Fortunately she had ginger beer and we had some 21st century premium Dutch lager to take the taste away - plus :-
Desert - Black Forest Gateau (held proudly aloft by Mrs Stan - note the 1970s headscarf)
This started from a chocolate cake made by Nanan Stan (Mrs Stan's Mum) with some cream and glace cherries.
Music for the meal came from the Soundtrack album to the first series of "Life on Mars?". Stanetta didn't like any of it - but I enjoyed being reminded of how wonderful "Whisky in the Jar" by Thin Lizzy was. Stands up to modern scrutiny, sounds like edgy, dangerous fun and the guitar-work is a total joy.
All in all, it was a good change to the usual Sunday routine, but I don't think any of us are pining for the past. The present is great (and much less greasy), and hopefully the future will be even better.
I wonder what people will choose to celebrate when they throw a retro-party in thirty years time ?
4 comments:
But where's the prawn cocktail and the Liebfraumilch!
What flitcraft said, except "Party 7" (was it a 7 or a 4)?
Stanetta shows immaculate taste in her aversion to Smash. It is the devil's produce. There is *nothing* in this world more abhorrent. I spent the first twenty years of my life convinced I hated potatoes because of it.
Stanetta doesn't like prawns, otherwise it was a possible. I also seem to remember a small glass of orange juice was a valid starter in the 1970s, which would have been the lazy option. Mushroom vol-au-vent were also considered and rejected.

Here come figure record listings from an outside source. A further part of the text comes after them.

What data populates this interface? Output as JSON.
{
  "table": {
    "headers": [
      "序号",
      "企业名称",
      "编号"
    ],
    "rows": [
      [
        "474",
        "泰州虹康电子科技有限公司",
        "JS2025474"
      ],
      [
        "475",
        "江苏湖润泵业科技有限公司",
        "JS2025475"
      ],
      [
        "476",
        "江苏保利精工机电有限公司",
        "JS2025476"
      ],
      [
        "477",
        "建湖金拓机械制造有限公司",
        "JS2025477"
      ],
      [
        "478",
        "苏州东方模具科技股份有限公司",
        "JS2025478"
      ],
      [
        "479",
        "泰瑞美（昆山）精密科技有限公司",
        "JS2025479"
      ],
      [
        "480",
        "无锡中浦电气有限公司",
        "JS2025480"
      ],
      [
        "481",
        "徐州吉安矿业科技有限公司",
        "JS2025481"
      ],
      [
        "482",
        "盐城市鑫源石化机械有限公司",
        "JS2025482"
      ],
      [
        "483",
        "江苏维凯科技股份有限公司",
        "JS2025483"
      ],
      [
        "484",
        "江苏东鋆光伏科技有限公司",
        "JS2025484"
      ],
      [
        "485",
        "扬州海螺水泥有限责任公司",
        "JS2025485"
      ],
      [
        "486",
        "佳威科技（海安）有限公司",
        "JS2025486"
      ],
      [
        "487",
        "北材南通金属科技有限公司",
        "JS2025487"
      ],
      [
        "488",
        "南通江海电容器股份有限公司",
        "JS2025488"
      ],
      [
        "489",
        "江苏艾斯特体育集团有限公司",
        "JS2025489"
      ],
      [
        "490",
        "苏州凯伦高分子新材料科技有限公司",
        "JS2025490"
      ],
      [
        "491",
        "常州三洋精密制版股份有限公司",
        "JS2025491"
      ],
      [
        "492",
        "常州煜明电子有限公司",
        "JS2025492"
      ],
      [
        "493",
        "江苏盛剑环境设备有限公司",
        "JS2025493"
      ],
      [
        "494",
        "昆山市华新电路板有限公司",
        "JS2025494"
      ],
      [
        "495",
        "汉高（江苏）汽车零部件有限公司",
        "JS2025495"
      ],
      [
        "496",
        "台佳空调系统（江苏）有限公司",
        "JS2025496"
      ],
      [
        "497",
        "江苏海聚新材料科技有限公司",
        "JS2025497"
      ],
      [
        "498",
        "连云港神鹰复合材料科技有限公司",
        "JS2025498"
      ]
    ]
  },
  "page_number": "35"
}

As far as booze went, the 1970s is not a great era. You can't get Party-7s for love nor money - I'm sure the beer was flat and feeble by modern standards anyway. Plus by now any unopened examples would probably need to be attended to by the Bomb Squad. You certainly couldn't just stick your bradawl in without getting shrapnel in your face.
As for Liebfraumilch ... not fit to take red wine stains out of your carpet as far as I'm concerned. We also decided to give Babycham and Pomagne a body-swerve for similar reasons.
Yes, we had the small glass of fresh orange too - it was considered a rarity and a luxury compared to normal orange juice which was, of course, orange squash.
Oddly I liked Smash so much at one point, I wouldn't eat real potatoes (except as chips), but then perhaps that's due to my life-long hatred of vegetables.